Comptabilité cinéphile
Mikio Naruse en 5 chiffres

 


Posté le 20.04.2016 à 12H30


 

 

En noir et blanc et en écran large (le « Tohoscope »), Une femme dans la tourmente est un des derniers films (1964) du grand Mikio Naruse, pourtant moins connu que les cinéastes nippons habituels… En cinq chiffres, tout ce qu’il faut savoir sur ce subtil portrait de femme et sur son auteur.

 

1905

Sa naissance à Tokyo. Ce qui fait de Mikio Naruse le cadet de Kenji Mizoguchi (né sept ans plus tôt) et l’aîné d’Akira Kurosawa (né cinq ans plus tard). Deux ans le séparent seulement de Yasujiro Ozu, né en 1903. Comme frères… Du carré d’as du cinéma japonais classique, Ozu et Naruse forment la paire réaliste, contemporaine et familiale, qui interrogèrent dans l’immédiat après-guerre les mutations de la société japonaise. Le poète Yasujiro avec plus de soin esthétique, le sombre Mikio avec davantage d’amertume et une attention particulière pour les personnages féminins.

 

76

C’est le nombre de longs métrages tournés par Mikio Naruse, orphelin « tombé en cinéma » dès l’âge de 15 ans, âge où il cumulait les petits boulots au sein de la Sochiku. Première réalisation à 25 ans (un court-métrage) et dernier film, Nuages épars, en 1967, deux ans avant sa mort. Après la Sochiku, il passera à la Toho, « major » nippone de l’après-guerre. Dans sa filmographie, un goût pour le mélodrame retenu (« ses films sont comme un large fleuve, calme à la surface, mais traversés de très fort courants en profondeur », disait Kurosawa, qui s’y connaissait). Il devient le maître du « shomin-geki », littéralement « théâtre populaire », une sorte de néo-réalisme sage (pas d’acteurs amateurs, quand même !), adaptant au passage plusieurs récits de la romancière Fumiko Hayashi (1903 – 1951), peintre des « gens de peu », comme Derniers Chrysanthèmes ou Nuages flottants.

17 1/3

Dix sept films et un tiers, c’est le nombre de collaborations entre Mikio Naruse et son actrice fétiche, la douce Hideko Takamine (1924 – 2010), ex-enfant prodige du muet.
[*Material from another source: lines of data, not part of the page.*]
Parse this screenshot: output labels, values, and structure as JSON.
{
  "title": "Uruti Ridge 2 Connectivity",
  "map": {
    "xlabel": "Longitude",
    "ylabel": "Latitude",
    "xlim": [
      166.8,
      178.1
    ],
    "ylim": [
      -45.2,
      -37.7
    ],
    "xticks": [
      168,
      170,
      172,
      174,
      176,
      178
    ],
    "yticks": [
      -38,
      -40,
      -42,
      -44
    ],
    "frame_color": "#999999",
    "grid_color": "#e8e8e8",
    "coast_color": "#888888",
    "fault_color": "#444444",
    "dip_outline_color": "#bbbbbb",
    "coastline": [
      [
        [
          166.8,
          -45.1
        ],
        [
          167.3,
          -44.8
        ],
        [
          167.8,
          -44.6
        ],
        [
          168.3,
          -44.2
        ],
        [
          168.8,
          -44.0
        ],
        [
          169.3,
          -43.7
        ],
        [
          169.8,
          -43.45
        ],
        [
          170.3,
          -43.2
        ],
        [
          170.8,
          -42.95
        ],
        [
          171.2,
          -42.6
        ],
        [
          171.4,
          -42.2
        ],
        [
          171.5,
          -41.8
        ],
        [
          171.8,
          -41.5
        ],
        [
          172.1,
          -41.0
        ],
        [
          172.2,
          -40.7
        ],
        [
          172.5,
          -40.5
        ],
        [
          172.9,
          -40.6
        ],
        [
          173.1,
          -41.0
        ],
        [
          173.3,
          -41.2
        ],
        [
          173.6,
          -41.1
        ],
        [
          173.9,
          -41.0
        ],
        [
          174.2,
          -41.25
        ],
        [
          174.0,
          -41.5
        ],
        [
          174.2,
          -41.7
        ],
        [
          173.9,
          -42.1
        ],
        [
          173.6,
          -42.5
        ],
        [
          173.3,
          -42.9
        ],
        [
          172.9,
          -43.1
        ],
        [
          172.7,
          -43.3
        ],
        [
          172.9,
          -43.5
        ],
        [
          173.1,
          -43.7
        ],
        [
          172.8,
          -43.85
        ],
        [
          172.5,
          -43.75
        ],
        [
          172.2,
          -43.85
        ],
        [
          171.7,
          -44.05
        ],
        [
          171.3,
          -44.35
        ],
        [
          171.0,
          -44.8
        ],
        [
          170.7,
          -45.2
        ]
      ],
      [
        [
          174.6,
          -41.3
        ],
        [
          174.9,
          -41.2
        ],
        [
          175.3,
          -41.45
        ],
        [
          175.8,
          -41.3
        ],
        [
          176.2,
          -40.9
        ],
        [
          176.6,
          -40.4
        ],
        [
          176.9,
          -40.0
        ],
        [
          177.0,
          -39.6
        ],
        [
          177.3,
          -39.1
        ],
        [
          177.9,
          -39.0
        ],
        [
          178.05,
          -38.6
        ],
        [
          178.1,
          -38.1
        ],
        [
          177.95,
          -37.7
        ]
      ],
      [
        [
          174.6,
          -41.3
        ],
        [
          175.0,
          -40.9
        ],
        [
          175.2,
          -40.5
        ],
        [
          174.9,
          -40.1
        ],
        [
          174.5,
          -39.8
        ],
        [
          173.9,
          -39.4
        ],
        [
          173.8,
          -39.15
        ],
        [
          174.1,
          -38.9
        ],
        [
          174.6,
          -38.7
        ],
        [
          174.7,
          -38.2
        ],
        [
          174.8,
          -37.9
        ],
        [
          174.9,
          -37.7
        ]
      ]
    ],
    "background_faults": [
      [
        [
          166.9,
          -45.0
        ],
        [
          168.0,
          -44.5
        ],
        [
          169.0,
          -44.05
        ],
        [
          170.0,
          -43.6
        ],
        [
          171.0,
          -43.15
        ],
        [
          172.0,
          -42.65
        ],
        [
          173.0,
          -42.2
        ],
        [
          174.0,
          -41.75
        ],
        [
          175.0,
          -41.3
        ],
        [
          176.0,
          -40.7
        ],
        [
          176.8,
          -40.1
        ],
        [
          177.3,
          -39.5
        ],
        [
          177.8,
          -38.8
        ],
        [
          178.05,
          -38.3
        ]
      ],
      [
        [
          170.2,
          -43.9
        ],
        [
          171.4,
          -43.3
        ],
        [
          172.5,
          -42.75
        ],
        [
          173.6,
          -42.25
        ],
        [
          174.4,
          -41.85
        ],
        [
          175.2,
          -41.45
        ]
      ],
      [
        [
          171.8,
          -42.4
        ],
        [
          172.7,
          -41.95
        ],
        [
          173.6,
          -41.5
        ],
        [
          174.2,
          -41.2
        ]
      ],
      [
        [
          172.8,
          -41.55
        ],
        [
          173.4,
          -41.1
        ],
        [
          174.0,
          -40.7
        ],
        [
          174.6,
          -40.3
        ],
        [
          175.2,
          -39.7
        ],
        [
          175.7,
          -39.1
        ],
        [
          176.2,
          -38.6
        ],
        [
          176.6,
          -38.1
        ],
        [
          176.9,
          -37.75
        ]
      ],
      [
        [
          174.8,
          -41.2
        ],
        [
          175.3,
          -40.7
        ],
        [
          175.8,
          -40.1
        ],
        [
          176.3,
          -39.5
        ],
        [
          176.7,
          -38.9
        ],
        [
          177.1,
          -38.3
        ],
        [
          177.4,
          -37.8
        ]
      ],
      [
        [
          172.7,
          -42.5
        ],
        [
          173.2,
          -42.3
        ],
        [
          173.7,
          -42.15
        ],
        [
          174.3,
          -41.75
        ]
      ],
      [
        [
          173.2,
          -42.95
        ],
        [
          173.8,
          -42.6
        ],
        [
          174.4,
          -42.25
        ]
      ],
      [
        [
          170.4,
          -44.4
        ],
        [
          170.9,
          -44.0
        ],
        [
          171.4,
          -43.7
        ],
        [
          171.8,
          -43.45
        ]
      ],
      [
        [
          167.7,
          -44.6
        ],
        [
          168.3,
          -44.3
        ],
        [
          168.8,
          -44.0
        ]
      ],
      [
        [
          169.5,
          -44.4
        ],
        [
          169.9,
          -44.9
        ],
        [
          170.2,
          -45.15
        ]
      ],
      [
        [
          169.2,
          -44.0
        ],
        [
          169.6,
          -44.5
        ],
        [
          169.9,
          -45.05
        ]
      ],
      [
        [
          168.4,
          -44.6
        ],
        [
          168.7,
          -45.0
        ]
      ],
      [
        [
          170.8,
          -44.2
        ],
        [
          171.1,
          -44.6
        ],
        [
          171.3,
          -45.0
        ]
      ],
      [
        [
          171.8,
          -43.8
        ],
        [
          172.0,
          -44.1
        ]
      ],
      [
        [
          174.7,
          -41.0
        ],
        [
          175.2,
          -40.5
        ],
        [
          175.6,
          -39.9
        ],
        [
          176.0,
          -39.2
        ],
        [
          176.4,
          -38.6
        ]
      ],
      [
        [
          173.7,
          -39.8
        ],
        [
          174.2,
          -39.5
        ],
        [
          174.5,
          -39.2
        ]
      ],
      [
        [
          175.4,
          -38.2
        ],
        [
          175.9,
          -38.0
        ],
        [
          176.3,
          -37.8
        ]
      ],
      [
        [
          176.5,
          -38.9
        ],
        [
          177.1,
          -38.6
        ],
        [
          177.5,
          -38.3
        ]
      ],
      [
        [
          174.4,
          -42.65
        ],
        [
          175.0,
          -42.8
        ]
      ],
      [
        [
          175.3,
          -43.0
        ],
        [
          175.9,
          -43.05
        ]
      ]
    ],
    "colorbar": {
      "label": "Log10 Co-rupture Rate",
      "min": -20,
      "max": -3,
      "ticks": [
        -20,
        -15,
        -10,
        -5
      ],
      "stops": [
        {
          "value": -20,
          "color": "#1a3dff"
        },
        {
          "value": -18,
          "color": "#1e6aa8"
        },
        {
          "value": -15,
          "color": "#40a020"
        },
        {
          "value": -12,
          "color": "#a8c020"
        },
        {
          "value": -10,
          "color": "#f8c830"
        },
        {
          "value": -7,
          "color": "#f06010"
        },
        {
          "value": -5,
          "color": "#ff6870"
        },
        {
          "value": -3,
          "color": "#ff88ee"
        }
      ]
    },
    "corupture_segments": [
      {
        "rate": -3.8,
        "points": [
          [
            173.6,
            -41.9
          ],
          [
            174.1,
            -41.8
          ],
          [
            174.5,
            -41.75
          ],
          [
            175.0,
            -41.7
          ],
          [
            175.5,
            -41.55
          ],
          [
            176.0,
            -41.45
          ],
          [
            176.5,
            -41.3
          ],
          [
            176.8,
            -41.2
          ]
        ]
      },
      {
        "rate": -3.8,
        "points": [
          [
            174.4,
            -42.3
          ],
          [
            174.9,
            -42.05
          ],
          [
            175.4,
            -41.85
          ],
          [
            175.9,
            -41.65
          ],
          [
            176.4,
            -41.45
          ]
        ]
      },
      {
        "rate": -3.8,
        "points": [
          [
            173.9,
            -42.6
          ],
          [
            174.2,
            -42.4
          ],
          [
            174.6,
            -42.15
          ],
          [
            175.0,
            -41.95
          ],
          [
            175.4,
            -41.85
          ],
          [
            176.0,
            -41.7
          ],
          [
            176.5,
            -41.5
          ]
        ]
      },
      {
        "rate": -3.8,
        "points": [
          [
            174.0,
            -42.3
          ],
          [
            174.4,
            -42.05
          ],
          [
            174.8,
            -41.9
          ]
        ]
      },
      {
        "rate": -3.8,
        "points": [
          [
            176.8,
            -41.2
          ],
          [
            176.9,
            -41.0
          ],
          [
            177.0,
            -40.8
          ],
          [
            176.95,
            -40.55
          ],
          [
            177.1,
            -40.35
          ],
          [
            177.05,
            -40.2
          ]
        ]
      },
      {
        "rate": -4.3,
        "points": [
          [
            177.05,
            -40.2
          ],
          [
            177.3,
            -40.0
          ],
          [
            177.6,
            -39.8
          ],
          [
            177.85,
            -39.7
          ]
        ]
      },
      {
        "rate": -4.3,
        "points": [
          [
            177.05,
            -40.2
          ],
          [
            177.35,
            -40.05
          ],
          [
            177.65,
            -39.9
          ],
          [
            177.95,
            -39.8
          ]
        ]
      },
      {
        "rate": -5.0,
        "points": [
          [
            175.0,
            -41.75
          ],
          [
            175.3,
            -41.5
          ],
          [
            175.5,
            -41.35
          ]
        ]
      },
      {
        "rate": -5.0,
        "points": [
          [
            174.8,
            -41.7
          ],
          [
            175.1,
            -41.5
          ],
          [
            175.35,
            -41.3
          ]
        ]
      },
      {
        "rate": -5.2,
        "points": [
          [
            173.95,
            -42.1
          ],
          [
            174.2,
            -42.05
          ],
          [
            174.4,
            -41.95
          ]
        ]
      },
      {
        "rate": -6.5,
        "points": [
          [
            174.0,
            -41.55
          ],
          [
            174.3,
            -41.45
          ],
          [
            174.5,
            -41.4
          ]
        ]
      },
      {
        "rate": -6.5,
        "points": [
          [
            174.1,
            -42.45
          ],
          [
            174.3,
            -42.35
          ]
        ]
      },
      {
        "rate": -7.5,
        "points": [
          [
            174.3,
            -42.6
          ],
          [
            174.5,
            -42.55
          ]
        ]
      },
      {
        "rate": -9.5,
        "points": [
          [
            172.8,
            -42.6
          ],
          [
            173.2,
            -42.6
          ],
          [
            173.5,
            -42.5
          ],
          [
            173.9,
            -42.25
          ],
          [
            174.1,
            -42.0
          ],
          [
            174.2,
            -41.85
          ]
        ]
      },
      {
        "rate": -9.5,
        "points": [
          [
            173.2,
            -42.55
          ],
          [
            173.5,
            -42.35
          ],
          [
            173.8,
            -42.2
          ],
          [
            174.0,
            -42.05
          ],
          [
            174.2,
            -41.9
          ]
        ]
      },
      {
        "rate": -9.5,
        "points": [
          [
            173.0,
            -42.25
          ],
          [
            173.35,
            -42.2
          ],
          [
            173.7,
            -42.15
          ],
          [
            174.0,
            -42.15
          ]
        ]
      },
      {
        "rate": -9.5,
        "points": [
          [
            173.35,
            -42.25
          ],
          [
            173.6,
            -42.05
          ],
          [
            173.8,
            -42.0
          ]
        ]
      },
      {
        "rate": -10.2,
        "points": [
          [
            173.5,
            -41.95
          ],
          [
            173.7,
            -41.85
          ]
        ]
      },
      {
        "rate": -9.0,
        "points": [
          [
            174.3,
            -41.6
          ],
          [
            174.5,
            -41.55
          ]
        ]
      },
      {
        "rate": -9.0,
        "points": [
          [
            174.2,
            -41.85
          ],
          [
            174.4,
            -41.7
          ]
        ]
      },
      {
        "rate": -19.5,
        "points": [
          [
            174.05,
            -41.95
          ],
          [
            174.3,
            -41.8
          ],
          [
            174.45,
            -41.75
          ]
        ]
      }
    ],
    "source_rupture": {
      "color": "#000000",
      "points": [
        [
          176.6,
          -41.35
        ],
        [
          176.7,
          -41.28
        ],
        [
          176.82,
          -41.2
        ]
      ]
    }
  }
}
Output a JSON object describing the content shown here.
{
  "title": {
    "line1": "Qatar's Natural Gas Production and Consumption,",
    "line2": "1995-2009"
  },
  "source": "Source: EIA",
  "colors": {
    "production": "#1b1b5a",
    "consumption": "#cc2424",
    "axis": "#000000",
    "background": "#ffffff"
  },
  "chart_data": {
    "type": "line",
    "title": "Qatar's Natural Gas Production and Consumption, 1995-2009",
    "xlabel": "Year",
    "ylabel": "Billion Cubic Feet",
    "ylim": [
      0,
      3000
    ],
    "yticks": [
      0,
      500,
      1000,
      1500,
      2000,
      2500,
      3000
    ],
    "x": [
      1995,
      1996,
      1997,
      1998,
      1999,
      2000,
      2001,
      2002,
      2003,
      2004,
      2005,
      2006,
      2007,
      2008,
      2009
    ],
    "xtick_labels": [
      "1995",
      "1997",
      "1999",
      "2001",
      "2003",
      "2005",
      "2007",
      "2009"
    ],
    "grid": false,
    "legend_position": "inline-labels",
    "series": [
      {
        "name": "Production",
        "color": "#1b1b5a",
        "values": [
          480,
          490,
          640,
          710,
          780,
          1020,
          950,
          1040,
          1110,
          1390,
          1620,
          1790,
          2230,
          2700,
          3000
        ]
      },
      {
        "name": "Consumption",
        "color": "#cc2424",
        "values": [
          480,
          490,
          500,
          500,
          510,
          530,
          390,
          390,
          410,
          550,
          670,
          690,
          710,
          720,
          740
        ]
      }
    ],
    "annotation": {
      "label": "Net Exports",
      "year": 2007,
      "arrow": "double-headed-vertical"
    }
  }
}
Devant la caméra de Naruse qui, paraît-il, ne lui donnait aucune indication, elle est toujours une femme du peuple, têtue et dure au mal, qui tente de surmonter les difficultés à vivre dans un pays de plus en plus troublé par la disparition des valeurs ancestrales. Grand rôle, celui d’une hôtesse de bar de Ginza (sur le retour) dans Quand une femme monte un escalier. Mais elle est bien aussi, visage à la Catherine Frot, dans Une femme dans la tourmente (titre « narusien » par execellence) où elle tente de faire marcher sa petite épicerie, menacée par l’irruption des super marchés, et de cacher son amour pour son beau-frère, Koji. Pourquoi « un tiers » ?, A cause du troisième récit du film à sketches Les Baisers (1955). Fellini a bien son Huit et demi, non ?


13

C’est le nombre d’années qui, dans Une femme la tourmente, sépare Hideo Takamine de son partenaire Yuzo Kayama, star du ciné japonais des années 60 : la veuve de 39 ans peut-elle désirer le frère cadet, 26 ans, glandeur et grand joueur de patchinko, de son mari défunt ? Cet amour qu’elle refuse – il ne cesse lui dire qu’il l’aime, elle l’aime aussi et se tait – est magnifié dans la dernière séquence du film : celle où le couple impossible quitte Shimizu, au sud-ouest de Tokyo, dans un train de nuit. Les rails défilent comme la ligne droite de leur vie, et le flirt devient tout à coup possible… ou presque.


3 000 000

C’est le nombre (approximatif) des pertes, civiles et militaires, du Japon pendant la seconde guerre mondiale… Tourné en 1963, Une femme dans la tourmente évoque l’arrivée de la société de consommation et la fin des privations alimentaires – les œufs à 5 yen pièce ! Mais les morts stupides des dernières années de guerre conditionnent encore le destin des survivants : Reiko a perdu son mari et son beau-père et ce déséquilibre – elle a bâti seule la boutique et fait vivre sa belle-famille – est ce qui l’entrave. Inexorablement, le poids du passé conditionne le présent des personnages.